In the Knesset, the Likud would need to select one of its current lawmakers as its prime-ministerial candidate, since the premier must be a sitting lawmaker.
This candidate would then need to be elected by the Knesset, meaning that the candidate would need to be agreeable to the rest of the current coalition. After having thus initially installed a successor for Netanyahu, Likud would hold a primary election in which it would elect its candidate for the approaching general election.
Politically, many expect this process would initially crown current Transport Minister Yisrael Katz as Netanyahu’s immediate successor.

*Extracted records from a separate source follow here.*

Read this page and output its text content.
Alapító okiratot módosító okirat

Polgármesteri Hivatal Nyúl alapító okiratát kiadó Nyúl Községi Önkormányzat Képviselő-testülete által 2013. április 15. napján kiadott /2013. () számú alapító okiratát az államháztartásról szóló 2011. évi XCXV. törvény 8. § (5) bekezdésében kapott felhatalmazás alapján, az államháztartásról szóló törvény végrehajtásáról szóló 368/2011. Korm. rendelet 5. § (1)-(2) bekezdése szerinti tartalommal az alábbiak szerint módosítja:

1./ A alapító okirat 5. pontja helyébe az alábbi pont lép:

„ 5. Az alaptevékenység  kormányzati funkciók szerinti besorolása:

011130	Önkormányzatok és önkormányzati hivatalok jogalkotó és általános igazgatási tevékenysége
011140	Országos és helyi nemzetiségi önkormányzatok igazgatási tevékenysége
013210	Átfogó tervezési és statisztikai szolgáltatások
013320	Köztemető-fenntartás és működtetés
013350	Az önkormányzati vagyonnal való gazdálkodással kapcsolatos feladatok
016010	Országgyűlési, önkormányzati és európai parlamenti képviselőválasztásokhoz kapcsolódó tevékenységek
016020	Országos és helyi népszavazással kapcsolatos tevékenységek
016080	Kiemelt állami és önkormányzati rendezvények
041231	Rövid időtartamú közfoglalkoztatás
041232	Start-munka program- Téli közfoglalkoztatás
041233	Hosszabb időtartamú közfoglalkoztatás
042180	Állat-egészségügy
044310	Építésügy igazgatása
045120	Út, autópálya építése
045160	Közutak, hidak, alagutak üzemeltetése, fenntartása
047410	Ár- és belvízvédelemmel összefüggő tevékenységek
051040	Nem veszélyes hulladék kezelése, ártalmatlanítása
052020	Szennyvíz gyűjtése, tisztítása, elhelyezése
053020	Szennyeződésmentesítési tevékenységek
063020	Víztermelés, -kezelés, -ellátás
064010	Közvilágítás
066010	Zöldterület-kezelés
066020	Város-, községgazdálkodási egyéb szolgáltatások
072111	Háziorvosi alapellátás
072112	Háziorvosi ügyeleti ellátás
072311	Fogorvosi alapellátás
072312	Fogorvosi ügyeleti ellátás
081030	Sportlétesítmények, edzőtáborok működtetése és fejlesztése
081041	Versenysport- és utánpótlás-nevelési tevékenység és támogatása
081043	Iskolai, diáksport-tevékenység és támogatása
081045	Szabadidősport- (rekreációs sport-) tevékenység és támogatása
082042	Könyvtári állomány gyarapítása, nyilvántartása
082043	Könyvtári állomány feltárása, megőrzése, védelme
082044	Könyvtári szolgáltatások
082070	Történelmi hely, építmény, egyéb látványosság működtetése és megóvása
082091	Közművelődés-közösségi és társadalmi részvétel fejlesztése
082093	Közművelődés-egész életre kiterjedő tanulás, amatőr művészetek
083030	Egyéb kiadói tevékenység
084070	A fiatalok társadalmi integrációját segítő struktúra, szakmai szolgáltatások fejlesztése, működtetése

Katz, who turns 62 in September, has been Transport Minister for more than eight years, and during his tenure has won near universal praise as an administrator for building highways and railways while leading a transport revolution. At the same time, he wields considerable political power as Chairman of the Likud Secretariat.
Katz might be challenged by Internal Security Minister Gilad Erdan, 46, and Regional Cooperation Minister Tzahi Hanegbi, 60. Yet for now, Katz is seen as a stronger candidate than these or any other challengers among current Likud lawmakers.
However, in a primary election he might face former Education Minister Gideon Sa’ar, 50, another leading Likud figure. Sa’ar took a break from politics three years ago, and is therefore not in the current Knesset, but recently announced his return to politics. Sa’ar is popular and might seem a fresher and younger choice than Katz to many Likud members.
Yet the bigger challenge to Netanyahu’s successor as leader of the Likud would come from outside the party. The Centre-Left, led by Labor’s Avi Gabbay; the Centre, led by Yesh Atid’s Yair Lapid; and the Center-Right, which in addition to Kulanu’s Moshe Kahlon will also feature former defence minister Moshe Ya’alon, might all coalesce into a bloc that would push the Likud into opposition.
Obviously, for any of this to happen, Netanyahu must first depart, one way or another. Until then, the Netanyahu era will continue unfolding.